On July 26, 2016, the Honorable Charles Breyer of the United States District Court for the Northern District of California entered a final judgment against Luca International Group and several affiliated entities. The final judgment imposes on the Luca entities a permanent injunction against future violations of certain antifraud provisions of the federal securities laws and orders that they pay $68.3 million in disgorgement.

In its complaint filed in July 2015, the SEC alleged that the Luca Entities, their CEO Bingqing Yang and her chief fundraiser Lily Lei orchestrated a fraudulent scheme targeting the Chinese American community, as well as investors in Asia to invest in unregistered offerings of securities.

According to the complaint, Yang and Lei represented to investors that their money would be invested in oil and gas drilling operations, that they could expect annual rates of return of 20-30 percent, and that their investments were risk free.

In reality, as the complaint alleges, Yang, the Luca entities, and Lei deceived investors by misrepresenting that their operations were successful and projecting outsized investment returns, all while knowing the operations were losing millions of dollars and the enterprise was sinking under a mountain of debt.

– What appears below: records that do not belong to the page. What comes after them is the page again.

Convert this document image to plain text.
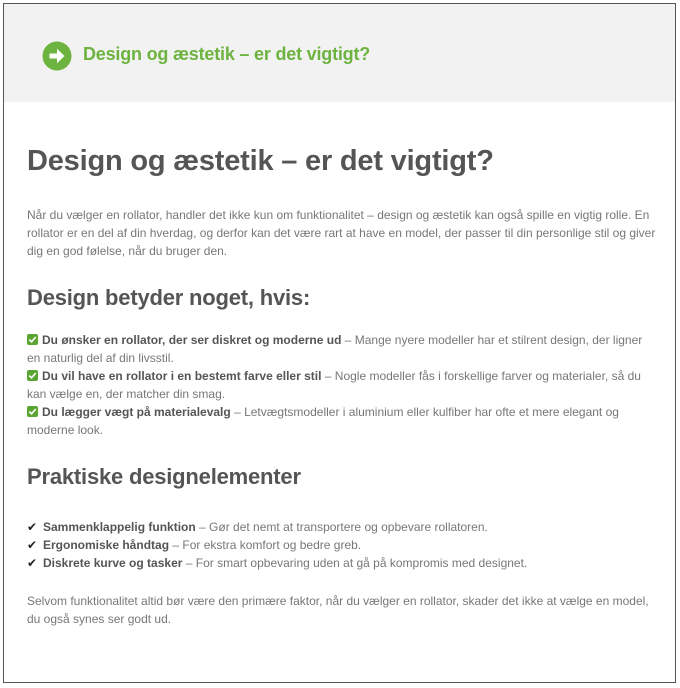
Design og æstetik – er det vigtigt?
Design og æstetik – er det vigtigt?

Når du vælger en rollator, handler det ikke kun om funktionalitet – design og æstetik kan også spille en vigtig rolle. En rollator er en del af din hverdag, og derfor kan det være rart at have en model, der passer til din personlige stil og giver dig en god følelse, når du bruger den.

Design betyder noget, hvis:
Du ønsker en rollator, der ser diskret og moderne ud – Mange nyere modeller har et stilrent design, der ligner en naturlig del af din livsstil.
Du vil have en rollator i en bestemt farve eller stil – Nogle modeller fås i forskellige farver og materialer, så du kan vælge en, der matcher din smag.
Du lægger vægt på materialevalg – Letvægtsmodeller i aluminium eller kulfiber har ofte et mere elegant og moderne look.
Praktiske designelementer
✔ Sammenklappelig funktion – Gør det nemt at transportere og opbevare rollatoren.
✔ Ergonomiske håndtag – For ekstra komfort og bedre greb.
✔ Diskrete kurve og tasker – For smart opbevaring uden at gå på kompromis med designet.

Selvom funktionalitet altid bør være den primære faktor, når du vælger en rollator, skader det ikke at vælge en model, du også synes ser godt ud.
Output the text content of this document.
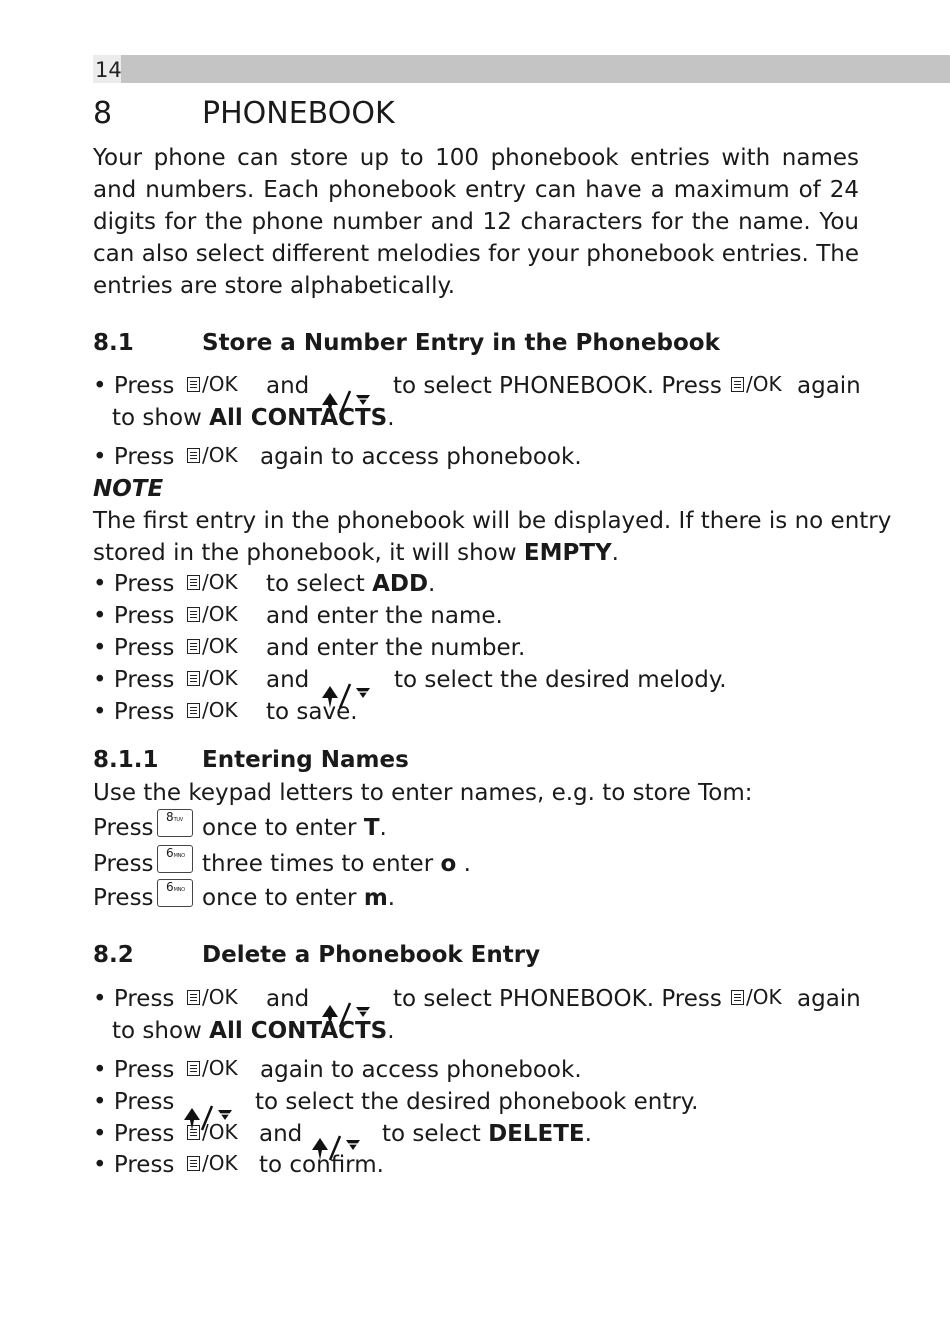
14
8	PHONEBOOK
Your phone can store up to 100 phonebook entries with names and numbers. Each phonebook entry can have a maximum of 24 digits for the phone number and 12 characters for the name. You can also select different melodies for your phonebook entries. The entries are store alphabetically.
8.1	Store a Number Entry in the Phonebook
• Press /OK and	to select PHONEBOOK. Press /OK again
to show All CONTACTS.
• Press /OK again to access phonebook.
NOTE
The first entry in the phonebook will be displayed. If there is no entry
stored in the phonebook, it will show EMPTY.
• Press /OK to select ADD.
• Press /OK and enter the name.
• Press /OK and enter the number.
• Press /OK and	to select the desired melody.
• Press /OK to save.
8.1.1 Entering Names
Use the keypad letters to enter names, e.g. to store Tom:
Press	8TUV once to enter T.
Press	6MNO three times to enter o .
Press	6MNO once to enter m.
8.2	Delete a Phonebook Entry
• Press /OK and	to select PHONEBOOK. Press /OK again
to show All CONTACTS.
• Press /OK again to access phonebook.
• Press	to select the desired phonebook entry.
• Press /OK and	to select DELETE.
• Press /OK to confirm.
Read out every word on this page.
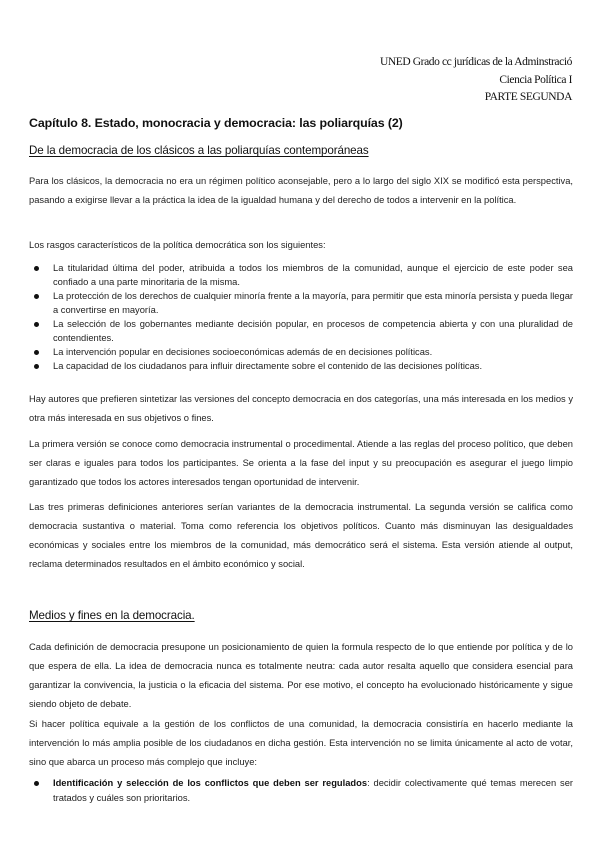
UNED Grado cc jurídicas de la Adminstració
Ciencia Política I
PARTE SEGUNDA
Capítulo 8. Estado, monocracia y democracia: las poliarquías (2)
De la democracia de los clásicos a las poliarquías contemporáneas

Para los clásicos, la democracia no era un régimen político aconsejable, pero a lo largo del siglo XIX se modificó esta perspectiva, pasando a exigirse llevar a la práctica la idea de la igualdad humana y del derecho de todos a intervenir en la política.

Los rasgos característicos de la política democrática son los siguientes:

La titularidad última del poder, atribuida a todos los miembros de la comunidad, aunque el ejercicio de este poder sea confiado a una parte minoritaria de la misma.
La protección de los derechos de cualquier minoría frente a la mayoría, para permitir que esta minoría persista y pueda llegar a convertirse en mayoría.
La selección de los gobernantes mediante decisión popular, en procesos de competencia abierta y con una pluralidad de contendientes.
La intervención popular en decisiones socioeconómicas además de en decisiones políticas.
La capacidad de los ciudadanos para influir directamente sobre el contenido de las decisiones políticas.

Hay autores que prefieren sintetizar las versiones del concepto democracia en dos categorías, una más interesada en los medios y otra más interesada en sus objetivos o fines.

La primera versión se conoce como democracia instrumental o procedimental. Atiende a las reglas del proceso político, que deben ser claras e iguales para todos los participantes. Se orienta a la fase del input y su preocupación es asegurar el juego limpio garantizado que todos los actores interesados tengan oportunidad de intervenir.

Las tres primeras definiciones anteriores serían variantes de la democracia instrumental. La segunda versión se califica como democracia sustantiva o material. Toma como referencia los objetivos políticos. Cuanto más disminuyan las desigualdades económicas y sociales entre los miembros de la comunidad, más democrático será el sistema. Esta versión atiende al output, reclama determinados resultados en el ámbito económico y social.

Medios y fines en la democracia.

Cada definición de democracia presupone un posicionamiento de quien la formula respecto de lo que entiende por política y de lo que espera de ella. La idea de democracia nunca es totalmente neutra: cada autor resalta aquello que considera esencial para garantizar la convivencia, la justicia o la eficacia del sistema. Por ese motivo, el concepto ha evolucionado históricamente y sigue siendo objeto de debate.

Si hacer política equivale a la gestión de los conflictos de una comunidad, la democracia consistiría en hacerlo mediante la intervención lo más amplia posible de los ciudadanos en dicha gestión. Esta intervención no se limita únicamente al acto de votar, sino que abarca un proceso más complejo que incluye:

Identificación y selección de los conflictos que deben ser regulados: decidir colectivamente qué temas merecen ser tratados y cuáles son prioritarios.
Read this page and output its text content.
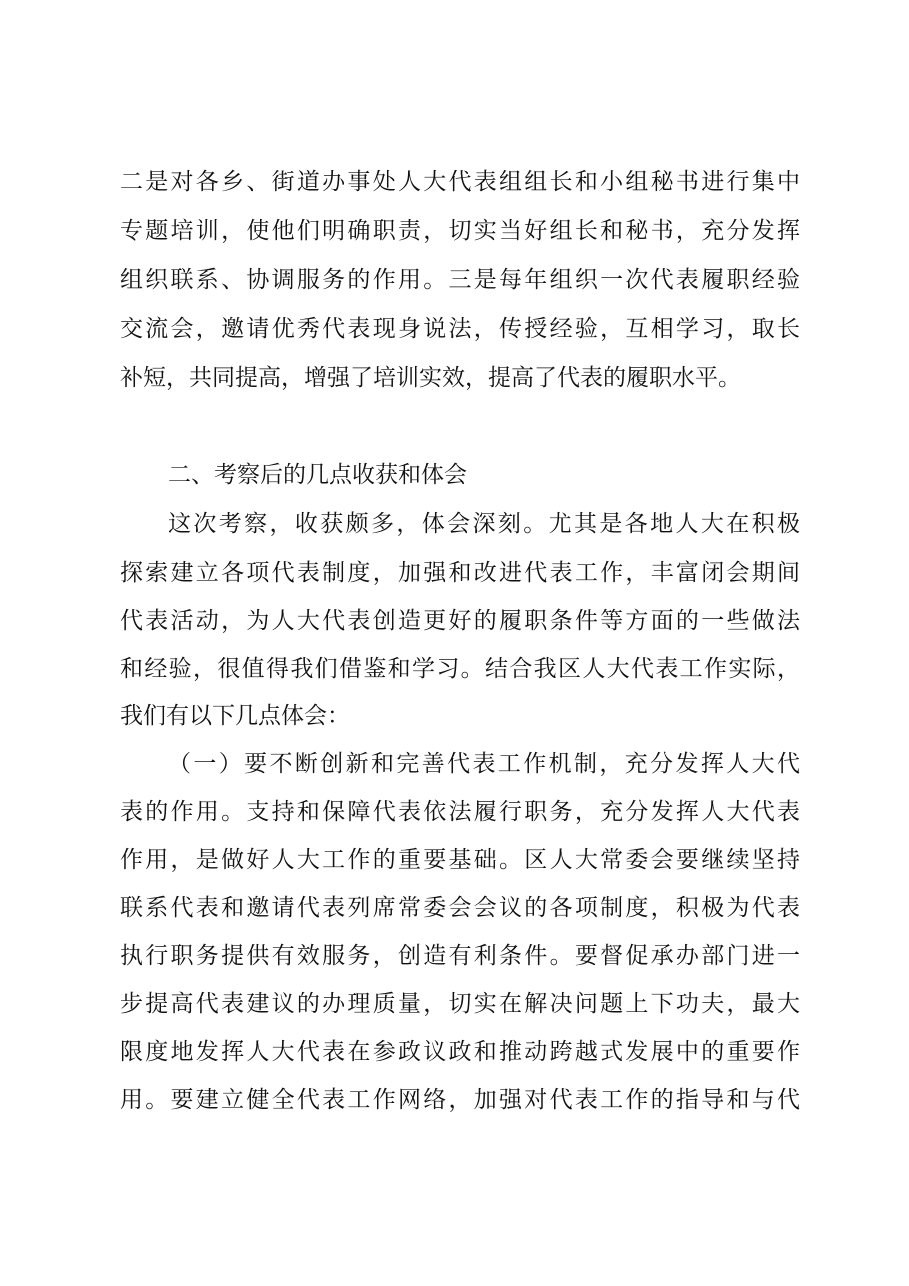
二是对各乡、街道办事处人大代表组组长和小组秘书进行集中
专题培训，使他们明确职责，切实当好组长和秘书，充分发挥
组织联系、协调服务的作用。三是每年组织一次代表履职经验
交流会，邀请优秀代表现身说法，传授经验，互相学习，取长
补短，共同提高，增强了培训实效，提高了代表的履职水平。
二、考察后的几点收获和体会
这次考察，收获颇多，体会深刻。尤其是各地人大在积极
探索建立各项代表制度，加强和改进代表工作，丰富闭会期间
代表活动，为人大代表创造更好的履职条件等方面的一些做法
和经验，很值得我们借鉴和学习。结合我区人大代表工作实际，
我们有以下几点体会：
（一）要不断创新和完善代表工作机制，充分发挥人大代
表的作用。支持和保障代表依法履行职务，充分发挥人大代表
作用，是做好人大工作的重要基础。区人大常委会要继续坚持
联系代表和邀请代表列席常委会会议的各项制度，积极为代表
执行职务提供有效服务，创造有利条件。要督促承办部门进一
步提高代表建议的办理质量，切实在解决问题上下功夫，最大
限度地发挥人大代表在参政议政和推动跨越式发展中的重要作
用。要建立健全代表工作网络，加强对代表工作的指导和与代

The SEC further alleges that Yang commingled investor funds to prevent the scheme from collapsing and used money from new investors to make sham profit payments to earlier investors. Besides reaching investors in the Chinese-American community through advertisements on Chinese-language television and radio, and in Chinese-language newspapers, Yang and the Luca entities allegedly targeted Chinese citizens who sought permanent U.S. residence through the EB-5 Immigrant Investor Program, which provides a way for foreign investors to obtain a green card by meeting certain U.S. investment requirements.

In August 2015, the Luca entities filed Chapter 11 bankruptcy petitions in the U.S. Bankruptcy Court for the Southern District of Texas, Houston Division. As stated in the final judgment, the Luca entities agreed, as part of the settlement, that they shall allow and not contest the Commission’s bankruptcy claim for $68.3 million in the jointly administered bankruptcy case, as being the amount allegedly raised from investors.

Under the final judgment, the Luca entities’ payment of disgorgement is limited to the dollar amount of funds to be paid to the Commission, and directly allocated to investors, as provided in the joint Chapter 11 plan of liquidation, which was confirmed on July 18, 2016.